PairWithWindow - match input event and wait for t seconds for other input event to arrive. If that event is not observed within the given time window, execute an action list. If the event arrives on time, execute another action list.
SingleWithThreshold - count matching input events during t seconds and if a given threshold is exceeded, execute an action list and ignore the following matching events during the remaining time window. The window of t seconds is sliding.
SingleWith2Thresholds - count matching input events during t1 seconds and if a given threshold is exceeded, execute an action list. Then start the counting of matching events again and if their number per t2 seconds drops below the second threshold, execute another action list. Both event correlation windows are sliding.
Suppress - suppress matching input event (used to keep the event from being matched by later rules).
Calendar - execute an action list at specific times.

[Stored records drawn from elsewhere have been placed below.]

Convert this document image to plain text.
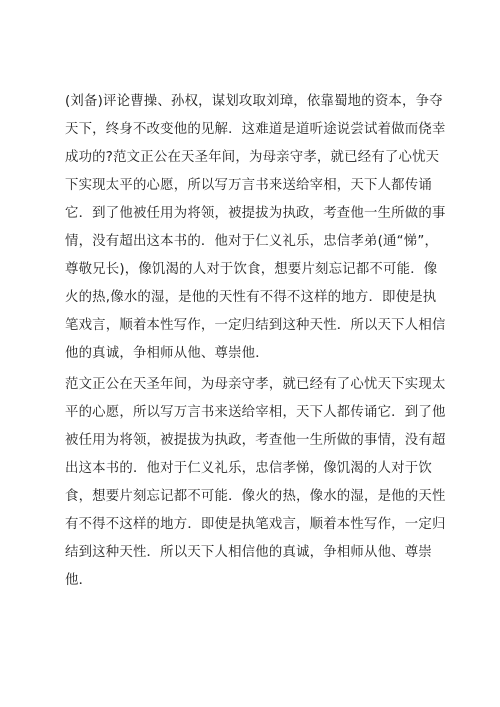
(刘备)评论曹操、孙权，谋划攻取刘璋，依靠蜀地的资本，争夺
天下，终身不改变他的见解．这难道是道听途说尝试着做而侥幸
成功的?范文正公在天圣年间，为母亲守孝，就已经有了心忧天
下实现太平的心愿，所以写万言书来送给宰相，天下人都传诵
它．到了他被任用为将领，被提拔为执政，考查他一生所做的事
情，没有超出这本书的．他对于仁义礼乐，忠信孝弟(通“悌”，
尊敬兄长)，像饥渴的人对于饮食，想要片刻忘记都不可能．像
火的热,像水的湿，是他的天性有不得不这样的地方．即使是执
笔戏言，顺着本性写作，一定归结到这种天性．所以天下人相信
他的真诚，争相师从他、尊崇他．
范文正公在天圣年间，为母亲守孝，就已经有了心忧天下实现太
平的心愿，所以写万言书来送给宰相，天下人都传诵它．到了他
被任用为将领，被提拔为执政，考查他一生所做的事情，没有超
出这本书的．他对于仁义礼乐，忠信孝悌，像饥渴的人对于饮
食，想要片刻忘记都不可能．像火的热，像水的湿，是他的天性
有不得不这样的地方．即使是执笔戏言，顺着本性写作，一定归
结到这种天性．所以天下人相信他的真诚，争相师从他、尊崇
他．
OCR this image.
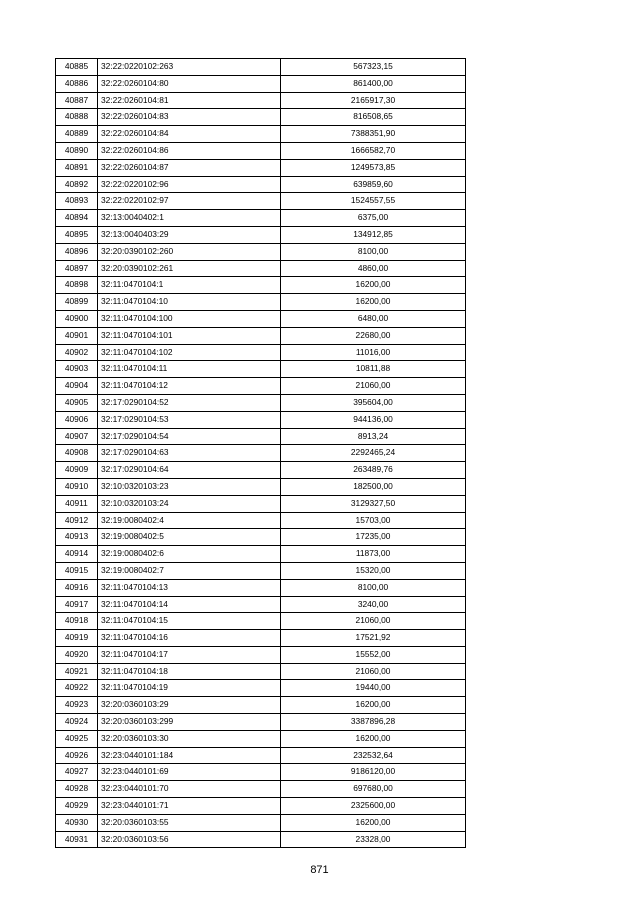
40885	32:22:0220102:263	567323,15
40886	32:22:0260104:80	861400,00
40887	32:22:0260104:81	2165917,30
40888	32:22:0260104:83	816508,65
40889	32:22:0260104:84	7388351,90
40890	32:22:0260104:86	1666582,70
40891	32:22:0260104:87	1249573,85
40892	32:22:0220102:96	639859,60
40893	32:22:0220102:97	1524557,55
40894	32:13:0040402:1	6375,00
40895	32:13:0040403:29	134912,85
40896	32:20:0390102:260	8100,00
40897	32:20:0390102:261	4860,00
40898	32:11:0470104:1	16200,00
40899	32:11:0470104:10	16200,00
40900	32:11:0470104:100	6480,00
40901	32:11:0470104:101	22680,00
40902	32:11:0470104:102	11016,00
40903	32:11:0470104:11	10811,88
40904	32:11:0470104:12	21060,00
40905	32:17:0290104:52	395604,00
40906	32:17:0290104:53	944136,00
40907	32:17:0290104:54	8913,24
40908	32:17:0290104:63	2292465,24
40909	32:17:0290104:64	263489,76
40910	32:10:0320103:23	182500,00
40911	32:10:0320103:24	3129327,50
40912	32:19:0080402:4	15703,00
40913	32:19:0080402:5	17235,00
40914	32:19:0080402:6	11873,00
40915	32:19:0080402:7	15320,00
40916	32:11:0470104:13	8100,00
40917	32:11:0470104:14	3240,00
40918	32:11:0470104:15	21060,00
40919	32:11:0470104:16	17521,92
40920	32:11:0470104:17	15552,00
40921	32:11:0470104:18	21060,00
40922	32:11:0470104:19	19440,00
40923	32:20:0360103:29	16200,00
40924	32:20:0360103:299	3387896,28
40925	32:20:0360103:30	16200,00
40926	32:23:0440101:184	232532,64
40927	32:23:0440101:69	9186120,00
40928	32:23:0440101:70	697680,00
40929	32:23:0440101:71	2325600,00
40930	32:20:0360103:55	16200,00
40931	32:20:0360103:56	23328,00
871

Rules allow not only shell commands to be executed as actions, but they can also:

create and delete contexts that decide whether a particular rule can be applied at a given moment,
associate events with a context and report collected events at a later time (similar feature is supported by logsurfer),
generate new events that will be input for other rules,
reset correlation operations that have been started by other rules,
spawn external event, fault, or knowledge analysis modules,
etc.

This makes it possible to combine several rules and form more complex event correlation schemes.

What's New in This Release:
calls to Sys::Syslog functions are now enclosed in eval { }, in order to trap die() calls from those functions.
modified pattern matching functions.
input source names are now also passed as parameters to PerlFunc and NPerlFunc pattern functions.